I only started to realize the import of finding the right secondary school as my kids got older and I’d hear the buzz on that day when secondary schools announce who gets their places each year. (The school where PyelotBoy is going had 1100 applications for 180 places.) Then it was our turn to traipse between open evenings and tutoring sessions and entrance exams. We’re pleased with the school he’ll be going to – another attached to the Church of England – but as we experience the leaving events for him at his primary school, I ponder the meaning of leaving.
I know the job of a parent is to release our children to the big and often scary world, teaching them to cope and hopefully thrive as we keep on letting them go. But it’s difficult. And the emotion can come through the individual moments, such as letting them travel to school on their own or allowing them more electronic devices. We know this is our mission, but sometimes we just want to freeze time.

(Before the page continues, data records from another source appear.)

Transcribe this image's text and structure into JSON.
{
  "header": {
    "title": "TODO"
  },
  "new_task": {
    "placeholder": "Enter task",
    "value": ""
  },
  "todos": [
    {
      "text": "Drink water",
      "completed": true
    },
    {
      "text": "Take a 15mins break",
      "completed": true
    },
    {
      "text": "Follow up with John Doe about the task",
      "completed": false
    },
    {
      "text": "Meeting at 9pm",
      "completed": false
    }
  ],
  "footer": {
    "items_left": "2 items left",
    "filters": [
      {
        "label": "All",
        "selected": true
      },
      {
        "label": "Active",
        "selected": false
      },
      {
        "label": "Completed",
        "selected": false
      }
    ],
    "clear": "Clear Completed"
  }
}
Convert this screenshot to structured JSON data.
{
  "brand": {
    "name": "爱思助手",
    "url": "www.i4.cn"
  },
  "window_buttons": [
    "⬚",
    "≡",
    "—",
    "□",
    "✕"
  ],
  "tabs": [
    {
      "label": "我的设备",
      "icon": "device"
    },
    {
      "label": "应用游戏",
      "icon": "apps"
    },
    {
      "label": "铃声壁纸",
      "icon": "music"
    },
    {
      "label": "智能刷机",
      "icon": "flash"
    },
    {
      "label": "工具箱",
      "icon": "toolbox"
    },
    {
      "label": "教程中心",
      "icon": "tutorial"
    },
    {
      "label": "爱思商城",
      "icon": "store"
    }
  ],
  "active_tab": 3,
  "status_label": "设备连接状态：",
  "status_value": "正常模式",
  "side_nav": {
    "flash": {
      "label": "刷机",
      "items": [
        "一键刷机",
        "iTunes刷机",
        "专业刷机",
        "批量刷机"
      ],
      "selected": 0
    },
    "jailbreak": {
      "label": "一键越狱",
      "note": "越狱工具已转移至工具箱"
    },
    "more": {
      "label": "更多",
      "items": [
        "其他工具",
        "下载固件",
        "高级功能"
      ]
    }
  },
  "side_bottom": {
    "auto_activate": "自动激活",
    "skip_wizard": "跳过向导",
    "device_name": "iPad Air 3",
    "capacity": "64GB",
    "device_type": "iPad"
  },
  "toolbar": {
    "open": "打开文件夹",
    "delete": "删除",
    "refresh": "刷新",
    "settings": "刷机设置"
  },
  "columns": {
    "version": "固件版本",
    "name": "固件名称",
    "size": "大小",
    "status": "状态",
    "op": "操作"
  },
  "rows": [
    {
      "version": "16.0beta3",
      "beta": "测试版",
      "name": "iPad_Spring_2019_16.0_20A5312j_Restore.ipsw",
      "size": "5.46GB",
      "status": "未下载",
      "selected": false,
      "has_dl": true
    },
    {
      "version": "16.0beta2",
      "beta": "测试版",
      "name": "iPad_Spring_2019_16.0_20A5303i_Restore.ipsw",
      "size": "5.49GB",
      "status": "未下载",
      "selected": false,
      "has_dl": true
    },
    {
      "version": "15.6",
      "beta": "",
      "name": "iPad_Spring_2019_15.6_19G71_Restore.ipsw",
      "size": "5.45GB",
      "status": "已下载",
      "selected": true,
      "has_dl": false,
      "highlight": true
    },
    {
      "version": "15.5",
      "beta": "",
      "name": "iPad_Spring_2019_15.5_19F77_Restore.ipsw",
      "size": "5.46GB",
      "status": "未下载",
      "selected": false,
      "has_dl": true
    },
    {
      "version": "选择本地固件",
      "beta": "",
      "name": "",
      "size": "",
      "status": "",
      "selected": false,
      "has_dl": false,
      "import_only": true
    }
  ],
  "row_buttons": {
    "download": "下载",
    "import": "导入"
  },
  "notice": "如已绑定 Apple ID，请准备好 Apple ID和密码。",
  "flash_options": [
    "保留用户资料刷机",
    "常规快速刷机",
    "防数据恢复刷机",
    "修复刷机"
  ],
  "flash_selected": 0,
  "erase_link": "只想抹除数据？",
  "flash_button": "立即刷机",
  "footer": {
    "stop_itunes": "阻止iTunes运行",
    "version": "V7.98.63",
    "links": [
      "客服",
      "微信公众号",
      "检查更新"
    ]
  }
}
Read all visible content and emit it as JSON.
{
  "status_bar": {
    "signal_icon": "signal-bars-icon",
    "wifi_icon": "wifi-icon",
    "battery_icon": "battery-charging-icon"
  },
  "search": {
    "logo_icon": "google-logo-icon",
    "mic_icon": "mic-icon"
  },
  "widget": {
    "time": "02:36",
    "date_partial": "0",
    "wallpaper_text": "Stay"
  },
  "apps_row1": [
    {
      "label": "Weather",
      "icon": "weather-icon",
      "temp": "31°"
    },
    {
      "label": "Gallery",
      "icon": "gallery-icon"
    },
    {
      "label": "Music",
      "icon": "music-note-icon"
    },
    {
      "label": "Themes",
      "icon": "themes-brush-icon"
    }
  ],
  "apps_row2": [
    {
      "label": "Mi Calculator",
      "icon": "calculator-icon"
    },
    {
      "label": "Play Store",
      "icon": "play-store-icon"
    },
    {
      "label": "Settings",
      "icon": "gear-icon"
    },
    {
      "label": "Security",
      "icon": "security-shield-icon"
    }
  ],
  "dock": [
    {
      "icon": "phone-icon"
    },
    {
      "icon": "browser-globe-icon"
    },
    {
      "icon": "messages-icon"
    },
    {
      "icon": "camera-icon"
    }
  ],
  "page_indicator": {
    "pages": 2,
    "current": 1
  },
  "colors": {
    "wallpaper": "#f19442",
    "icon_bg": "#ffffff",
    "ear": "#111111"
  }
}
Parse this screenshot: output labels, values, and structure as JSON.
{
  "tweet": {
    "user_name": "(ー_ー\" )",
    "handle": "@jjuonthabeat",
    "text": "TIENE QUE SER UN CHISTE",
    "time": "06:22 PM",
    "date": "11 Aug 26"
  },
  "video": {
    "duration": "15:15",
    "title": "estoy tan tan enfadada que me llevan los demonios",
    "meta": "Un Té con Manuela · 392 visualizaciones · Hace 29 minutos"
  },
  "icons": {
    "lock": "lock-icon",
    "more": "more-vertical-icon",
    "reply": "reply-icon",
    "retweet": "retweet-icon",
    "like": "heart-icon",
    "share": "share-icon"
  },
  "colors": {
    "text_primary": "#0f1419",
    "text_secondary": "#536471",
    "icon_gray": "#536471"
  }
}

Parents face these moments of their kids growing up continually. A friend on a social-media site mentioned how hard the transition to a bigger car seat was for her, for it signaled her baby growing up. For another it was when her child moved to a child-facing-front stroller. For me, I remember the strong feelings of loss when I realized that my son was hearing things at school that I had no control over. Or the poignant feelings that arise when I listen to recordings we made with the children years ago, when their voices sound so strikingly different.
So to the adage carpe diem – seize the day – I would add treasure the moments. We can’t freeze time, but we can be present, giving thanks for the gifts we receive, whether it’s our own children or grandchildren or those whom we are close to in the community.
Any pointers or stories on how you’ve handled big transitions in your life, or the life of your children?